In keeping with the recommendations of the MDA,4 ophthalmologists should review their clinical practice and take measures to avoid risks of cross-infection. In tonometry, noncontact options have been considered in this regard, but devices such as the Pulsair tonometers showed deterioration in accuracy through repeated use, and regular recalibration is needed.9 Applanation, being the most reliable and followed method, has involved several disinfection methods to allow sterile usage. Chemical disinfection is the common method but incomplete removal of microorganisms,3 damage to the head, irritation to the ocular tissues, etc have proved disadvantages.10 The disposable silicone applanation shield has been offered as an option.10 However, studies have shown the shield to cause average over-readings of 1.9 mmHg.10 Moreover, the disposable shields cost over 70 pence per shield.
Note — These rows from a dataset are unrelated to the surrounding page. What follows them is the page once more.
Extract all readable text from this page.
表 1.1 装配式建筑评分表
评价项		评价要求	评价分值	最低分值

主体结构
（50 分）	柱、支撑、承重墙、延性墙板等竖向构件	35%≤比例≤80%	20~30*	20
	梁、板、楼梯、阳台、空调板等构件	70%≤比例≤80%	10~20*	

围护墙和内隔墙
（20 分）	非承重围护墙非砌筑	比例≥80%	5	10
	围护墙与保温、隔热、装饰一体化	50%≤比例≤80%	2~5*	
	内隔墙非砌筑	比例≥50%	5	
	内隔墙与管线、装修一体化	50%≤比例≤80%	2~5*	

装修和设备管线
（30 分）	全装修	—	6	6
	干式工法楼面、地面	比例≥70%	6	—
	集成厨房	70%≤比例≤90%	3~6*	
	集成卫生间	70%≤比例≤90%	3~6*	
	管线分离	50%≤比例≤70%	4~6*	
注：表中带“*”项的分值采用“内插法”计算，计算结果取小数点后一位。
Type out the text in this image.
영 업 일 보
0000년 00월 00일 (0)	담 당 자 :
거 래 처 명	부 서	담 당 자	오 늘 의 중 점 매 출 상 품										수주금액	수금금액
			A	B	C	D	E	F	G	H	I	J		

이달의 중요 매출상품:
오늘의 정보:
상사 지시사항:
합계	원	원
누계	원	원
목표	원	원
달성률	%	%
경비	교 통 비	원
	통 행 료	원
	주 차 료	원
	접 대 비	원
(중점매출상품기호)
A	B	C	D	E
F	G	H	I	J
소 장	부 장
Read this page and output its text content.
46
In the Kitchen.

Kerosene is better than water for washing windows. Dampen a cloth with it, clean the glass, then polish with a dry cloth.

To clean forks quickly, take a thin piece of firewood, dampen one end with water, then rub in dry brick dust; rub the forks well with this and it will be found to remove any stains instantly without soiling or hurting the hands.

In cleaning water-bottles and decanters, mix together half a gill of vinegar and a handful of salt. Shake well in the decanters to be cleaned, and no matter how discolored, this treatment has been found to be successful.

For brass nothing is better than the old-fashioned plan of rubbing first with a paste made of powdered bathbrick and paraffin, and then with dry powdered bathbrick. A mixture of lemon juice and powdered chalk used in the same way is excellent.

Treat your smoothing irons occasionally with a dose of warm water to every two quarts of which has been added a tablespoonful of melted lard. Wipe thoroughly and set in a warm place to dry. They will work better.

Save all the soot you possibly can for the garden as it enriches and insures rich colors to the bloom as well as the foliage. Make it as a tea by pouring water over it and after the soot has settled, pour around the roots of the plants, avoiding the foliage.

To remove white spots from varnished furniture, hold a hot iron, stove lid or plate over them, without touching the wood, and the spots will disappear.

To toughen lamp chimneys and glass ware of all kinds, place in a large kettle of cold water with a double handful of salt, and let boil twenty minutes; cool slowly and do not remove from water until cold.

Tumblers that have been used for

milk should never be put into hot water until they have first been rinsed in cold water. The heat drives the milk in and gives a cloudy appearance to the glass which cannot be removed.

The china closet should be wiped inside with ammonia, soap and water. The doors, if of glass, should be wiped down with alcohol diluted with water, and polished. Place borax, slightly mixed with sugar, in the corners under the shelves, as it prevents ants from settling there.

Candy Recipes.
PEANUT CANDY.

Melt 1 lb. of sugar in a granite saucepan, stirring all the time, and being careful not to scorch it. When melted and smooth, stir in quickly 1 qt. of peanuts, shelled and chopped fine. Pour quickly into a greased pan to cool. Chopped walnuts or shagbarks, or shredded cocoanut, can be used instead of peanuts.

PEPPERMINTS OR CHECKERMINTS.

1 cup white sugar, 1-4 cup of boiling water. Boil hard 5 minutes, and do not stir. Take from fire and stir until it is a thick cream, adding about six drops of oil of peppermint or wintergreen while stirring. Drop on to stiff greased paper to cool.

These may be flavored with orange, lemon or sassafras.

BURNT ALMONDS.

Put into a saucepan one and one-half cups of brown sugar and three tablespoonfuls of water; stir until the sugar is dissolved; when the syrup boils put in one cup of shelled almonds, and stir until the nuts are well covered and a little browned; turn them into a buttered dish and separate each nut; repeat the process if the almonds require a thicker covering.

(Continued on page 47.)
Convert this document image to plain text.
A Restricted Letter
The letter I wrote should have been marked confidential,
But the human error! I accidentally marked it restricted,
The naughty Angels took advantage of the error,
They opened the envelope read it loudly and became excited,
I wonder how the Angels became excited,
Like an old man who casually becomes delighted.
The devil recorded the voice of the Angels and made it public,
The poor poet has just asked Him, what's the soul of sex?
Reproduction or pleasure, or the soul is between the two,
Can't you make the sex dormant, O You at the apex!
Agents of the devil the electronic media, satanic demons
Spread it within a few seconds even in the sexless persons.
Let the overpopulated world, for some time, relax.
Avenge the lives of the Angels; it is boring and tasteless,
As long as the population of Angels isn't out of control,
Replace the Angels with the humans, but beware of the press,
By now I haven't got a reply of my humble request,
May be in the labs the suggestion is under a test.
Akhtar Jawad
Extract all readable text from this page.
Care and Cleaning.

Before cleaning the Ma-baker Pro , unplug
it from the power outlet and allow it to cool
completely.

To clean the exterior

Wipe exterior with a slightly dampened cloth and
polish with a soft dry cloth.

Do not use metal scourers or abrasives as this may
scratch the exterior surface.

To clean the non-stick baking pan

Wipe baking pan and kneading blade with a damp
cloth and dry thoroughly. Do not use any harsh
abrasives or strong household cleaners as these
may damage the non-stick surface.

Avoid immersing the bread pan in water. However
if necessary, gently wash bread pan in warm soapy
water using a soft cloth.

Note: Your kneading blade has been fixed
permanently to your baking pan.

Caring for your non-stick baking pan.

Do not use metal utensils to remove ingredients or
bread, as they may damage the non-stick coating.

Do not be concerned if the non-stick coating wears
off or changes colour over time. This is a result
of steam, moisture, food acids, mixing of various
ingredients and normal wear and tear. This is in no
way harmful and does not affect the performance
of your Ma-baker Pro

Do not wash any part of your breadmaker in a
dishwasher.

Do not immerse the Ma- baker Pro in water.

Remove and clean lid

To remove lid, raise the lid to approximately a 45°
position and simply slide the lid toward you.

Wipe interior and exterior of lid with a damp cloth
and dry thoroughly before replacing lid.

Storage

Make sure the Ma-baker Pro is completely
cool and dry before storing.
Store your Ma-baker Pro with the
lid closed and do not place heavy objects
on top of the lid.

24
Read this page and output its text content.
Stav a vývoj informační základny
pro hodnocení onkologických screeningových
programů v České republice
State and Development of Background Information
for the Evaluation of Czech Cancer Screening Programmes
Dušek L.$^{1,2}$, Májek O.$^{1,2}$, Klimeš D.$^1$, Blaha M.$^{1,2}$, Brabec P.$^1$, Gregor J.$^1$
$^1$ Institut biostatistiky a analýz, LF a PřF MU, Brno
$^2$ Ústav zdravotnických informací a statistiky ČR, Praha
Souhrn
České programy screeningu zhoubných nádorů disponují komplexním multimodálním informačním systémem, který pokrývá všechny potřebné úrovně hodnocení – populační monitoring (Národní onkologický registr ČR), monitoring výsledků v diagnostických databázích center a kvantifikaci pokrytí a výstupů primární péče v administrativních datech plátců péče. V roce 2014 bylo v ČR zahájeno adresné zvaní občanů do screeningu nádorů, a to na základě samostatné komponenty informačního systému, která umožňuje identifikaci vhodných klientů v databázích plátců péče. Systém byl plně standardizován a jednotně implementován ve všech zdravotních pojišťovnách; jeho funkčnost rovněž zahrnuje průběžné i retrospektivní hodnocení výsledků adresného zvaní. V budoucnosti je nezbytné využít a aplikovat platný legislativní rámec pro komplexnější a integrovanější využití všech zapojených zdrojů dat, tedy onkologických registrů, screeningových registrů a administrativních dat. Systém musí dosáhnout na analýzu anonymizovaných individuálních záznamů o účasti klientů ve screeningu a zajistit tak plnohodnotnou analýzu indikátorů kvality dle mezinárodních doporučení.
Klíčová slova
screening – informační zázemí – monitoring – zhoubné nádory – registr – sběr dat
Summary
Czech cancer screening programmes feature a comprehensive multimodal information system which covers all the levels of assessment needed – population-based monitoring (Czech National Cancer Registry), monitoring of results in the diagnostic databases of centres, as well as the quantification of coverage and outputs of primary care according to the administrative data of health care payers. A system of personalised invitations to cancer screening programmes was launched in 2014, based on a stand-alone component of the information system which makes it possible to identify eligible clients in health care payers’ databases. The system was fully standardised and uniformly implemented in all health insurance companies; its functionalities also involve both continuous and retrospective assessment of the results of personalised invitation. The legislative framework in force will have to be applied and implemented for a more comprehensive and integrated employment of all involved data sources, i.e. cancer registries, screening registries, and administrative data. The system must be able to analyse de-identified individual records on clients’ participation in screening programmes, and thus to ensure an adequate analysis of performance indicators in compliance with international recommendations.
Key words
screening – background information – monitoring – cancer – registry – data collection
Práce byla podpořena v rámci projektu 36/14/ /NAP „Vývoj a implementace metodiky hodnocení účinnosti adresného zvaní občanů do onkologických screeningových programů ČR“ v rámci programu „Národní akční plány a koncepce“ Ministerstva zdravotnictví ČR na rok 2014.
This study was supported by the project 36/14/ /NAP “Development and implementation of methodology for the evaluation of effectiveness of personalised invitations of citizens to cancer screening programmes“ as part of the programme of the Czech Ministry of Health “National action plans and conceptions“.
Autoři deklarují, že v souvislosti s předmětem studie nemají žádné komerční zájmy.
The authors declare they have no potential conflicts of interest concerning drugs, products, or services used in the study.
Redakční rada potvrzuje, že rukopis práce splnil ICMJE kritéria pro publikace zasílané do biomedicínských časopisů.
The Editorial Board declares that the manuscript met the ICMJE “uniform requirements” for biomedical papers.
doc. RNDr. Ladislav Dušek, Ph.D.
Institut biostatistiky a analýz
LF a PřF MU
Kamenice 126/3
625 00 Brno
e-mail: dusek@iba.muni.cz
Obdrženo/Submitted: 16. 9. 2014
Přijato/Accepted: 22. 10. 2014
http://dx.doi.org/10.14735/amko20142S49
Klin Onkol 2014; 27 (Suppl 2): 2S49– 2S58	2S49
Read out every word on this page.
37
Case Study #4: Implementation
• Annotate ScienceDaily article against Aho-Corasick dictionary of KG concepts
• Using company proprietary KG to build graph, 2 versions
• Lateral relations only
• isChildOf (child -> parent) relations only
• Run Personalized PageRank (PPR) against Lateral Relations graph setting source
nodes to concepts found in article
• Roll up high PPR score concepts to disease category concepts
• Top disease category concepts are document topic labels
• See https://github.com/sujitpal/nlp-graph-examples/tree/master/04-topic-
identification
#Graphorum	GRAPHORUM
The disposable prism since it has been introduced has been suggested to be the ideal solution.11 The style weight and design of the device correlates extremely well with the accepted Goldmann applanation devices and hence there is good agreement in the readings as well. The clear acrylic structure makes viewing of the fluorescein rings very bright and clear. Like any other disposable device, quality control in reproducibility of the device structure ensuring accuracy in measurements is vital. The large errors and potential misdiagnosis of IOPs are evident by the obvious flaws detected in the disposable devices in this report. It is highlighted that if at every use the disposable applanation device is thoroughly checked, good accuracy in IOP readings can be obtained and serious misreadings can be avoided.